You return a Streamable
from these methods. This will be an Element
in most cases, but all other Streamable
s are also valid. So you can construct a markdown renderer, and return that. As long as you implement the Streamable
interface on your markdown renderer, sgml-stream will understand what to do.
Unsafe strings
A common question: Why isn't a string Streamable?
Answer: Strings can not implement interfaces that are not in hhvm already (XHPChild
, and the deprecated Stringish
come to mind). If you have a string (pcdata) in your element's children, you don't need to do something special. We'll run it through htmlspecialchars()
and stream it for you.
A common response: No, I want to stream the string, without escaping it. Please don't mess with my strings.
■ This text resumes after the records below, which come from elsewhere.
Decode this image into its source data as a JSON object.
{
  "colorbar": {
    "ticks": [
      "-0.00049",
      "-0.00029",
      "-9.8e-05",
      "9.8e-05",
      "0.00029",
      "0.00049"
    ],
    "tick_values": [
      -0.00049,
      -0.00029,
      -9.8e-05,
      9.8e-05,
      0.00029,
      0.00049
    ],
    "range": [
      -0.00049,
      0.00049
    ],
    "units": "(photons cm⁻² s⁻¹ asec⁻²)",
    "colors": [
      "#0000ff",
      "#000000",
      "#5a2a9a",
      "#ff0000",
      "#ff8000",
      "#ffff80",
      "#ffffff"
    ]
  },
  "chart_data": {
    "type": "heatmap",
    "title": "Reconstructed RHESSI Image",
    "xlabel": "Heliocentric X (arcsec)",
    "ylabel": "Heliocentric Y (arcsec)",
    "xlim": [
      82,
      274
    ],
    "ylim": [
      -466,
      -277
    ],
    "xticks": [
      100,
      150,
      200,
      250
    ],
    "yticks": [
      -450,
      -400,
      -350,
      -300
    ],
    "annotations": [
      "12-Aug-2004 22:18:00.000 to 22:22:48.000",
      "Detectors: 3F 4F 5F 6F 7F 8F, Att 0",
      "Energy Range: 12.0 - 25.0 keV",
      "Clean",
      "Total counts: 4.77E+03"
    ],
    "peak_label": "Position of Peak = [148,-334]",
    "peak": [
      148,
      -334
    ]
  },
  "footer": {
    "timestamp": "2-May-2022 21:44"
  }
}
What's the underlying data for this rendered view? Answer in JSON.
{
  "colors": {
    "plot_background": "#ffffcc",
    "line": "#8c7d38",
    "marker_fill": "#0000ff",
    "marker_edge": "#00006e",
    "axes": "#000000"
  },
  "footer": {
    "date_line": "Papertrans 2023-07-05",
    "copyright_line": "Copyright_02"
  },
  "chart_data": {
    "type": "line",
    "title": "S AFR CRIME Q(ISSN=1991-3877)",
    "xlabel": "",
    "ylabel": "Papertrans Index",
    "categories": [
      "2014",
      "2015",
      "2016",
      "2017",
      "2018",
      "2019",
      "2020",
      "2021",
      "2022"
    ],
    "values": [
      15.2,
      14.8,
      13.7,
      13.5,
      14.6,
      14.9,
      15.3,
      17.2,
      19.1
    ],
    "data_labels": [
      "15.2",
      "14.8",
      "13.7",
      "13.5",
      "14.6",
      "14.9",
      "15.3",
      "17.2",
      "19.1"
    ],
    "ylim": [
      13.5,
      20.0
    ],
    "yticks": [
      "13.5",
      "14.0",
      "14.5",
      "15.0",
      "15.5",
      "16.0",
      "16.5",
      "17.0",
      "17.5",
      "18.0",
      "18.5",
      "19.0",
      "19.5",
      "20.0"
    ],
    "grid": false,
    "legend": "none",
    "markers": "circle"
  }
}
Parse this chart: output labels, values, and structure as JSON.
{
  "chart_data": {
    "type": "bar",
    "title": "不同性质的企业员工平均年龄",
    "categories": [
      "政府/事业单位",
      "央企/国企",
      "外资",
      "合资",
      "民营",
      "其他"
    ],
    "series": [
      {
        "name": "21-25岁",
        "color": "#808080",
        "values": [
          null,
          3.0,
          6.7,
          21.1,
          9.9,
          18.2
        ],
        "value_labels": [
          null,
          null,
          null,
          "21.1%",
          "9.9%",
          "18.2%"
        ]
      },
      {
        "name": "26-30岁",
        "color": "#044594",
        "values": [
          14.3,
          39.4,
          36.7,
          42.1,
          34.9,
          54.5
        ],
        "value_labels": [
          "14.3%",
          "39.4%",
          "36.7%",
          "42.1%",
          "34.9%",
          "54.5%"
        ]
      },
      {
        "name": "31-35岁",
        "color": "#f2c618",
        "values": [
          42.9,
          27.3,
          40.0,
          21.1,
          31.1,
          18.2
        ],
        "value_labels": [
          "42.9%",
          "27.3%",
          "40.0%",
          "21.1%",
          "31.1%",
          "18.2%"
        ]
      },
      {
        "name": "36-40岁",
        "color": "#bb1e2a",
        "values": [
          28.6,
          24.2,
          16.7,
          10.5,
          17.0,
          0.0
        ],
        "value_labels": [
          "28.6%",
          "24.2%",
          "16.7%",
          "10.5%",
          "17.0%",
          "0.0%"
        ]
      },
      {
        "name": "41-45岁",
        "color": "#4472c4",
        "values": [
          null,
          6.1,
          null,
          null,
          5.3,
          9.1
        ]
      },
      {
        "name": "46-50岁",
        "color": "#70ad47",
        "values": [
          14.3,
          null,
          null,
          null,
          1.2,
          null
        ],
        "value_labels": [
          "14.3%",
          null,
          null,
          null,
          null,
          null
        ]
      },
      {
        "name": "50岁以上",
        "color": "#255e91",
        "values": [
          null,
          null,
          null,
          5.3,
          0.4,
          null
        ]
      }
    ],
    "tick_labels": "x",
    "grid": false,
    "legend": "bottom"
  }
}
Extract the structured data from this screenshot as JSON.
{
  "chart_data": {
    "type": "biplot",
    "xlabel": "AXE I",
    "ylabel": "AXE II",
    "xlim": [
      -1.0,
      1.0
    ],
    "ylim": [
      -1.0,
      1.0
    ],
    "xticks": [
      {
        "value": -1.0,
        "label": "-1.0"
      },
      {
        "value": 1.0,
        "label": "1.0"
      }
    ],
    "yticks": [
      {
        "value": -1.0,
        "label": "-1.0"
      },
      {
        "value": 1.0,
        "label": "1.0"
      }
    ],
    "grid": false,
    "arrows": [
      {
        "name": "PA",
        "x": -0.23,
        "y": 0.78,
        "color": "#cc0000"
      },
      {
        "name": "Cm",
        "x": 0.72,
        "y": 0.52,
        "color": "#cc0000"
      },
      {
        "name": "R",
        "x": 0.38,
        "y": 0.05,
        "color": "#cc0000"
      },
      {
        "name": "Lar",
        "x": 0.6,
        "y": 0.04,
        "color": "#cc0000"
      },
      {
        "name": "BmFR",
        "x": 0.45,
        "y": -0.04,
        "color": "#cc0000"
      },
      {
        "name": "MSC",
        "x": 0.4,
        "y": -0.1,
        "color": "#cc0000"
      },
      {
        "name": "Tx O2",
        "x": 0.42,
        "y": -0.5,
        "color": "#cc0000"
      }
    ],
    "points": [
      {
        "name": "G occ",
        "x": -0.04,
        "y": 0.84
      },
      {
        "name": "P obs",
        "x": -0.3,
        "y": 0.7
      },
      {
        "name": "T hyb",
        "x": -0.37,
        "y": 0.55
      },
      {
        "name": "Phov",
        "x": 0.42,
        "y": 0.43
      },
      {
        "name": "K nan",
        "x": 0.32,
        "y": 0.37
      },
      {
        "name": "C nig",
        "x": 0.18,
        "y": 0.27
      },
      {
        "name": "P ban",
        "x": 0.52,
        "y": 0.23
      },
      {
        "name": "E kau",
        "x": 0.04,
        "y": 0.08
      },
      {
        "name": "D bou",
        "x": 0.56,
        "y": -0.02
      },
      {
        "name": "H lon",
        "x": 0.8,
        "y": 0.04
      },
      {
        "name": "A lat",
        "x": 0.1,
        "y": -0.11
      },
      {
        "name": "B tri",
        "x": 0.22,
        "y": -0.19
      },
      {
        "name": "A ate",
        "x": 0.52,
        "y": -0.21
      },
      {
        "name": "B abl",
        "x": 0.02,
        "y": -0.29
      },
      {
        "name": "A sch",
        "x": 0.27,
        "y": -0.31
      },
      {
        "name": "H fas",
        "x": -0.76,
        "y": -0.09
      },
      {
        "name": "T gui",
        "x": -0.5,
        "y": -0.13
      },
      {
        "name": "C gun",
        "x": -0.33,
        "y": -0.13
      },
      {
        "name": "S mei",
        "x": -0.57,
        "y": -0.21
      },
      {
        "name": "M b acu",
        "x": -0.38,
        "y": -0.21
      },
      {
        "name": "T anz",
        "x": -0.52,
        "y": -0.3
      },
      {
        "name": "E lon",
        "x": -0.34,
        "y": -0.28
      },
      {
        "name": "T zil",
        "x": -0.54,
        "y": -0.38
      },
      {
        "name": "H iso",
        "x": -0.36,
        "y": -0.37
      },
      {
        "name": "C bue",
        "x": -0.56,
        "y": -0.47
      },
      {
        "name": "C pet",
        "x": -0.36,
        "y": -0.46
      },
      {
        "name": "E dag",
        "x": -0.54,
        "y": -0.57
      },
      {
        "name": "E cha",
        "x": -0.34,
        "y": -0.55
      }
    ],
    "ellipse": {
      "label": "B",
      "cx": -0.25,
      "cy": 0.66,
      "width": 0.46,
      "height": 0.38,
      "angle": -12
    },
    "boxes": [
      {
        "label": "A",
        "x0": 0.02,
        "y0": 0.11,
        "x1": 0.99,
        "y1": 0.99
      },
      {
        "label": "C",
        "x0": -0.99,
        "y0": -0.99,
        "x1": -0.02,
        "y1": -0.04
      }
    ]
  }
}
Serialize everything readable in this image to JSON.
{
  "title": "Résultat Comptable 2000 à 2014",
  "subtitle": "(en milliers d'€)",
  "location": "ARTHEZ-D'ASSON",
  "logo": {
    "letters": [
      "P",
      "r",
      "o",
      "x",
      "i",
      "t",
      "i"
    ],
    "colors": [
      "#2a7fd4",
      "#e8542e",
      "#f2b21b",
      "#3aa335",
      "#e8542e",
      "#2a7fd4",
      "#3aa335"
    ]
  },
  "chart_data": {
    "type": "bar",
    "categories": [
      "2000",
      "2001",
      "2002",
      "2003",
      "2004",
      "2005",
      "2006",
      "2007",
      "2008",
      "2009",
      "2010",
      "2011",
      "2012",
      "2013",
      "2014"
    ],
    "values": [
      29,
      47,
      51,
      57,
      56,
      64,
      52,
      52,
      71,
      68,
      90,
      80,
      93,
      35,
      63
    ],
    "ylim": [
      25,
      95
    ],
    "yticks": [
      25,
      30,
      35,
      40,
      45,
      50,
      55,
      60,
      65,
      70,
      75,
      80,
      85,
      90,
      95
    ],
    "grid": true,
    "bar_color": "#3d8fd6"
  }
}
Sigh...: There is a way to get what you want, but be careful what you wish for. The interface ToSGMLStringAsync
is the thing you are looking for. This interface is an escape hatch which introduces security risks which might come back to bite you. This interface bypasses all parts of sgml-stream that try to keep you safe. It streams your string directly with no escaping applied to your consumer. This interface is meant to be used very sparingly.
Flows in version zero
Historical note
For the longest time, when this library had version v0.x, there was only one Flow
kind. This Flow
has been renamed to Descendant<Flow>
and is handed from ancestor to decendant. Since the release of v1.0
, there are three types of flows. Descendant<Flow>
, Init<Flow>
, and Successor<Flow>
. If you see a mention of Flow
without a specific type, it is likely to be a Descendant<Flow>
.